Automatisierung einer NGS-Probenvorbereitung für Plasmide und Amplikons

Hochdurchsatz in der Forschung

Im Bereich der Synthetischen Biologie ist es wichtig, schnell eine große Anzahl neuer biologischer Systeme erzeugen und deren genetische Codes bestätigen zu können. So wie die Sequenzierungsplattformen stetig an Kapazität gewinnen, so wächst auch die Notwendigkeit, eine große Anzahl an Proben zu kombinieren und sie gemeinsam in einem Gerätedurchlauf zu verarbeiten ("multiplexen"). Das steigert den Durchsatz und senkt die Sequenzierungskosten je Probe. Für schnelle Durchlaufzeiten und eine höhere Multiplex-Sequenzierung sind eine effiziente Probenvorbereitung für NGS (Next generation sequencing) sowie geeignete, zuverlässige Liquid-Handling-Systeme von Bedeutung. Im Folgenden wird die Automatisierung einer NGS-Bibliothek auf einer Liquid-Handling-Plattform beschrieben, um Methoden für ein schnelles Screening biologischer Systeme zu entwickeln.

© SPT Labtech

NGS-Probenvorbereitung

Für das Protokoll sind zwei Pipettierschritte je Probe nötig, bevor die Well-Platte für den PCR-Lauf auf dem Thermocycler platziert werden kann.

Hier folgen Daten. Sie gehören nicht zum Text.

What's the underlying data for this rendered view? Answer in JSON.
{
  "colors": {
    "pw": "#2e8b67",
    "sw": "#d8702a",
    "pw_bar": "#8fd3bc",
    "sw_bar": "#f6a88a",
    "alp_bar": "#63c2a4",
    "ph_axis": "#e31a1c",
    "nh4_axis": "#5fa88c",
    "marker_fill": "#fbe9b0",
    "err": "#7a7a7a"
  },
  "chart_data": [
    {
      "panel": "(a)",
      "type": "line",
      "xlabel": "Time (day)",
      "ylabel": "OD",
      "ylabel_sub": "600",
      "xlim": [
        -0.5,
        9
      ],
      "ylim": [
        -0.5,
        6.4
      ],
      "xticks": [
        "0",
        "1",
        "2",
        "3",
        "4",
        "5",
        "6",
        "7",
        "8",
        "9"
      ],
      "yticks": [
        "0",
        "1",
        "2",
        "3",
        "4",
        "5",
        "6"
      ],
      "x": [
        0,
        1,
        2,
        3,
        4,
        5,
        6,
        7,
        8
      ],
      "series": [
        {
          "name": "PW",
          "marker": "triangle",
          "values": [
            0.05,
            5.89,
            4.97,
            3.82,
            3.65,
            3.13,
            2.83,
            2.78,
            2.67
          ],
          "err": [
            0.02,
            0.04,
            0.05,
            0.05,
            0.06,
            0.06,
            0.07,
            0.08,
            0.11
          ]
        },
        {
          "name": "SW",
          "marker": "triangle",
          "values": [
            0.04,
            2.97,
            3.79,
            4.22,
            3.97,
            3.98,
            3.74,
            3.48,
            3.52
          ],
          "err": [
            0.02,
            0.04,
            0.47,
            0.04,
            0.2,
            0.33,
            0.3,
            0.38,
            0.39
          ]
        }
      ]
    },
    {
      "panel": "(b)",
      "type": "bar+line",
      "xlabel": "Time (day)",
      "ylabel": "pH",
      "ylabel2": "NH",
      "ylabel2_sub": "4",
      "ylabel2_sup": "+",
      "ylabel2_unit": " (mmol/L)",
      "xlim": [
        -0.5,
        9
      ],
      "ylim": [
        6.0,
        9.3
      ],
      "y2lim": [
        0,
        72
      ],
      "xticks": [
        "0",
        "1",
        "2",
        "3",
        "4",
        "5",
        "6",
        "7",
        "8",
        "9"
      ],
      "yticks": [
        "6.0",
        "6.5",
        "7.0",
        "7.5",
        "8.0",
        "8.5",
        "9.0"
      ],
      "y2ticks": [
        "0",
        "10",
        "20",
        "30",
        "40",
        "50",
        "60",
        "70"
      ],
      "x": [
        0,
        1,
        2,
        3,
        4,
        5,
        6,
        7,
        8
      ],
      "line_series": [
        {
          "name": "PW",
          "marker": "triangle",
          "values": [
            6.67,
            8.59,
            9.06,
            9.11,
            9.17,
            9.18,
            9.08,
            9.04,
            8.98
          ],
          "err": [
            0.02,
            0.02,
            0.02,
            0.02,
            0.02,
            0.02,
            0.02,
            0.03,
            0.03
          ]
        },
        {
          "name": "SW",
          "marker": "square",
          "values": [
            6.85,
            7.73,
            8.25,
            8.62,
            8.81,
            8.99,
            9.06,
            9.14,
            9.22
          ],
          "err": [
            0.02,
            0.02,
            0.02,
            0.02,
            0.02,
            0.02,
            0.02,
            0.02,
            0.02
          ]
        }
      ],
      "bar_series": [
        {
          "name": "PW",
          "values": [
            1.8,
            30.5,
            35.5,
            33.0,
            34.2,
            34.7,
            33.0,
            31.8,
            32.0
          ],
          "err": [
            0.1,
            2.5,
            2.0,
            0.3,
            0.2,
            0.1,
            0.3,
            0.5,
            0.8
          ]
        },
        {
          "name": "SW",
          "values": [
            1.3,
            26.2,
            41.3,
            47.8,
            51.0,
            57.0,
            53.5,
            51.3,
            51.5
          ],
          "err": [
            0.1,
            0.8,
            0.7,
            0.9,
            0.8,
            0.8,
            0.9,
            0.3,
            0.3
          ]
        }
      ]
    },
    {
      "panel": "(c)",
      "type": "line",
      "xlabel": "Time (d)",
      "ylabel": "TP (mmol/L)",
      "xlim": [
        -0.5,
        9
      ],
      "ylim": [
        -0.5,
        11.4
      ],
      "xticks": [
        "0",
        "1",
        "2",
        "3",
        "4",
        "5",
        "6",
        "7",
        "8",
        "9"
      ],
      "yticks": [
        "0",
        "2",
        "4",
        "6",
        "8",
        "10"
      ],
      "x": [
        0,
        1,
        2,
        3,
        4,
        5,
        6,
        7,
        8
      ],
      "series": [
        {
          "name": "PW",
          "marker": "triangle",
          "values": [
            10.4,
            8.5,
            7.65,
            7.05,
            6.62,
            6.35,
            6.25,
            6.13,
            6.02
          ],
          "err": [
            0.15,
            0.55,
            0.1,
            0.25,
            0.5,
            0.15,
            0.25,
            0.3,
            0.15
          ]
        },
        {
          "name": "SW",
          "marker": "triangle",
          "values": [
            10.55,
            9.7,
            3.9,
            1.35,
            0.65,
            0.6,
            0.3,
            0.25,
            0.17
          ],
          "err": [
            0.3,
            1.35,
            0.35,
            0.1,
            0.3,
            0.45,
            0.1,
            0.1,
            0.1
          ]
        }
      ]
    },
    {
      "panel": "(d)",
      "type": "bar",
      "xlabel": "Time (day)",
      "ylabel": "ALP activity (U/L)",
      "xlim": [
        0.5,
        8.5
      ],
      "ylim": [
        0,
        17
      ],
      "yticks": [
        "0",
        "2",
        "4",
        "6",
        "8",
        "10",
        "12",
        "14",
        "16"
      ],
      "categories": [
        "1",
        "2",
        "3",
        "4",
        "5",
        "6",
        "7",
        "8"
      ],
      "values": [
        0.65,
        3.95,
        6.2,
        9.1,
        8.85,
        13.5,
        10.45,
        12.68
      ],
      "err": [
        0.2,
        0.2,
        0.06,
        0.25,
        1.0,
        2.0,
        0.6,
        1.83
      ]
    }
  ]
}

Nach der PCR werden alle Proben in einem einzigen Röhrchen zusammengeführt (Pooling) und mit magnetischen Beads in einem Verfahrensschritt gereinigt. Nach der Quantifizierung liegt die endgültige NGS-Bibliothek für die Sequenzierung vor. Labortechniker können problemlos mehrere Bibliotheken vorbereiten und in weniger als einem halben Tag mit der Sequenzierung beginnen. In Laboren mit hohem Probendurchsatz kann die Analyse der sequenzierten Daten aus Plasmiden und Amplikons bereits nach 24 Stunden erfolgen. Der verwendete NGS-Bibliothek-Vorbereitungskit (Library Prep Kit ExpressPlexTM von seqWell) ermöglicht das Multiplexing der Proben. Somit wurde für das Protokoll eine Liquid-Handling-Plattform eingesetzt, um die Vorteile des Multiplexing im vollem Umfang nutzen zu können und die Effizienz zu steigern.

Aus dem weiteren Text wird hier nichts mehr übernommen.